The Sri Siva Subramaniya temple is the largest Hindu temple in the Southern hemisphere. The temple was built in the best traditions of ancient Dravidian Indian temple architecture as well as the principles of sacred architecture of the Vastu Vedic tradition.
The whole place is painted in colours bright enough to make your eyes ache and looks fantastic against cloudless, blue skies. The wooden carvings of Hindu deities travelled all the way from India.
The three-part Sri Siva Subramaniya temple is dedicated to the deity Murugan whose statue, specially carved in India, is housed in the main temple. The second part of the complex is Ganesh temple, while the third section is the Meenakshi and Shiva temple.
The intricate craftsmanship of the individual statues within the temple is the work of eight craftsmen brought to Fiji from India. The height, weight, and width of each design has a specific religious meaning and the main sanctum of the building has been built to conform to the size of the statue it will house so that the correct vibrations are present for devotees during prayer.
The Sri Siva Subramaniya temple was at the old temple building that the Then India Sanmarga Ikya Sangam (TISI Sangam) was formed in 1926. The TISI Sangam was rejuvenated following the Golden Jubilee celebration in 1976.
The revival of Sangam activities with the arrival of Shivacharya Mahalinga Gurukkal, whose services were made available to Nadi Siva Subramaniya Temple in 1984 by the government of Tamil Nadu as the chief priest boosted the activities at the temple. Devotees flocked there in very large numbers to witness unique religious ceremonies conducted at the temple for the first time.
The concrete, brick and mortar building has been carefully decorated from top to bottom, and all the sculpted images on the building's towers are lovingly rendered in brilliant colors. Most notable are the ceiling scenes, painted Michelangelo style from a scaffold.

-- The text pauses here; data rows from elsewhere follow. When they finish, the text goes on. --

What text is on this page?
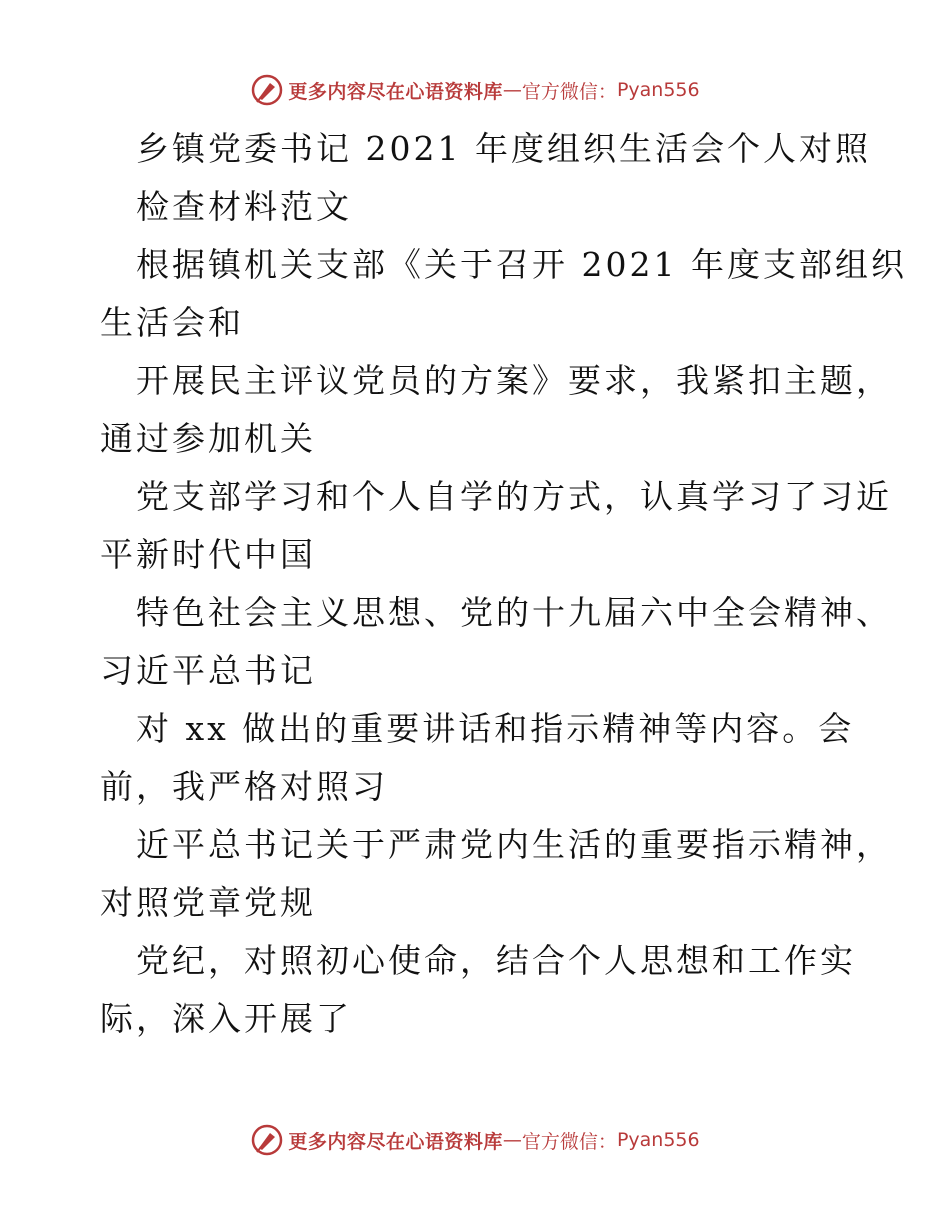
更多内容尽在心语资料库 — 官方微信： Pyan556
乡镇党委书记 2021 年度组织生活会个人对照
检查材料范文
根据镇机关支部《关于召开 2021 年度支部组织
生活会和
开展民主评议党员的方案》要求，我紧扣主题，
通过参加机关
党支部学习和个人自学的方式，认真学习了习近
平新时代中国
特色社会主义思想、党的十九届六中全会精神、
习近平总书记
对 xx 做出的重要讲话和指示精神等内容。会
前，我严格对照习
近平总书记关于严肃党内生活的重要指示精神，
对照党章党规
党纪，对照初心使命，结合个人思想和工作实
际，深入开展了
更多内容尽在心语资料库 — 官方微信： Pyan556
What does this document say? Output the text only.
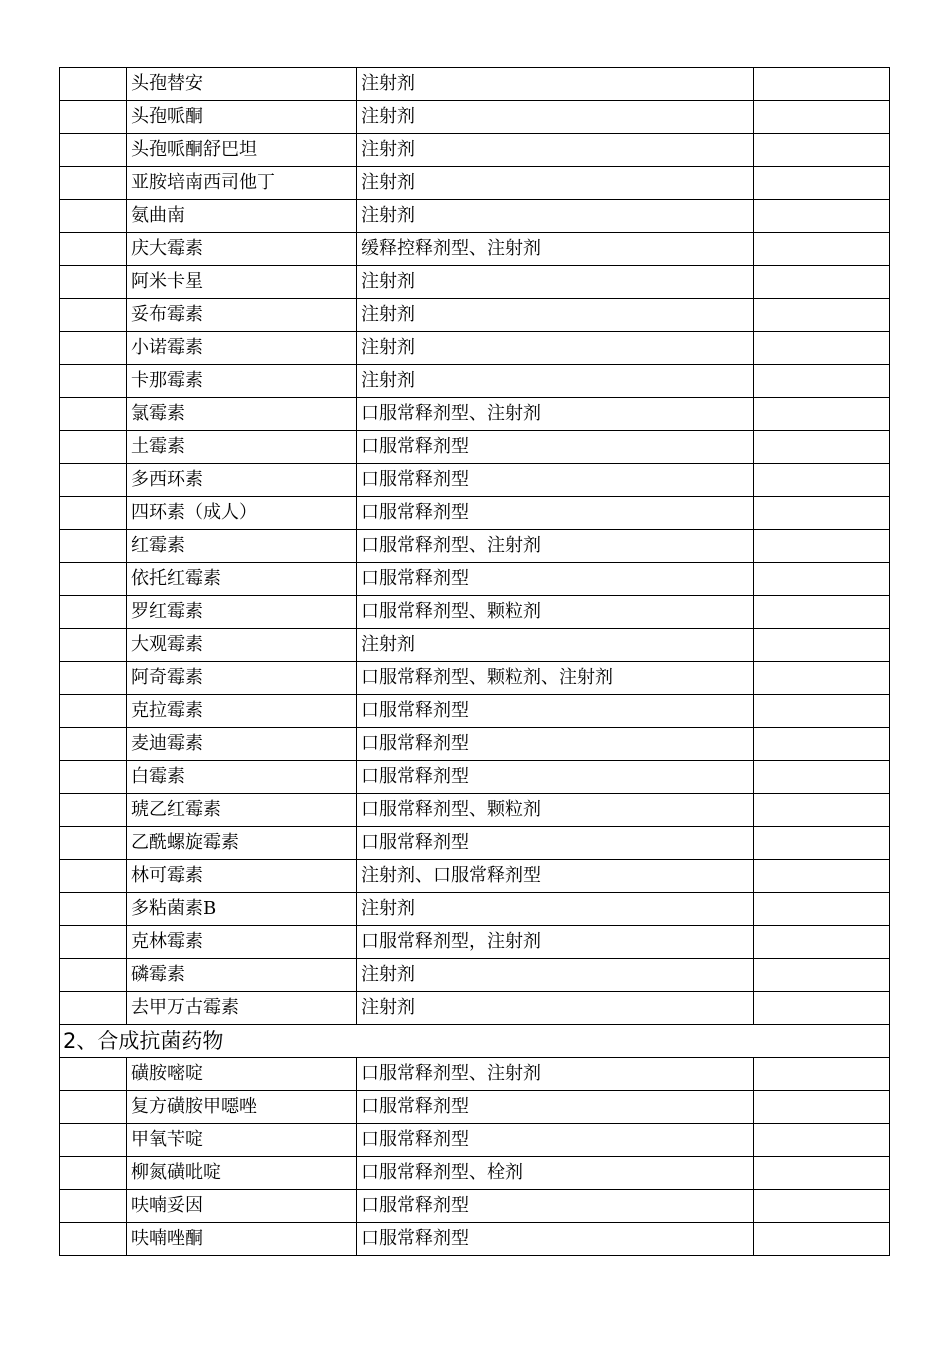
	头孢替安	注射剂	
	头孢哌酮	注射剂	
	头孢哌酮舒巴坦	注射剂	
	亚胺培南西司他丁	注射剂	
	氨曲南	注射剂	
	庆大霉素	缓释控释剂型、注射剂	
	阿米卡星	注射剂	
	妥布霉素	注射剂	
	小诺霉素	注射剂	
	卡那霉素	注射剂	
	氯霉素	口服常释剂型、注射剂	
	土霉素	口服常释剂型	
	多西环素	口服常释剂型	
	四环素（成人）	口服常释剂型	
	红霉素	口服常释剂型、注射剂	
	依托红霉素	口服常释剂型	
	罗红霉素	口服常释剂型、颗粒剂	
	大观霉素	注射剂	
	阿奇霉素	口服常释剂型、颗粒剂、注射剂	
	克拉霉素	口服常释剂型	
	麦迪霉素	口服常释剂型	
	白霉素	口服常释剂型	
	琥乙红霉素	口服常释剂型、颗粒剂	
	乙酰螺旋霉素	口服常释剂型	
	林可霉素	注射剂、口服常释剂型	
	多粘菌素B	注射剂	
	克林霉素	口服常释剂型，注射剂	
	磷霉素	注射剂	
	去甲万古霉素	注射剂	
2、合成抗菌药物			
	磺胺嘧啶	口服常释剂型、注射剂	
	复方磺胺甲噁唑	口服常释剂型	
	甲氧苄啶	口服常释剂型	
	柳氮磺吡啶	口服常释剂型、栓剂	
	呋喃妥因	口服常释剂型	
	呋喃唑酮	口服常释剂型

It is just outside the sanctum, showing Muruga with six faces riding on his peacock. In the middle left photo is a ceiling lotus made of plaster and painted. And below is an elephant on the side of the staircase leading to the inner sanctum
Opening hours 5.30am to 7pm daily
Temple Festivals & Events:
Nadi's festivals, such as Karthingai Puja (held monthly), Panguni Uthiram Thiru-naal (in April) and Thai Pusam (January).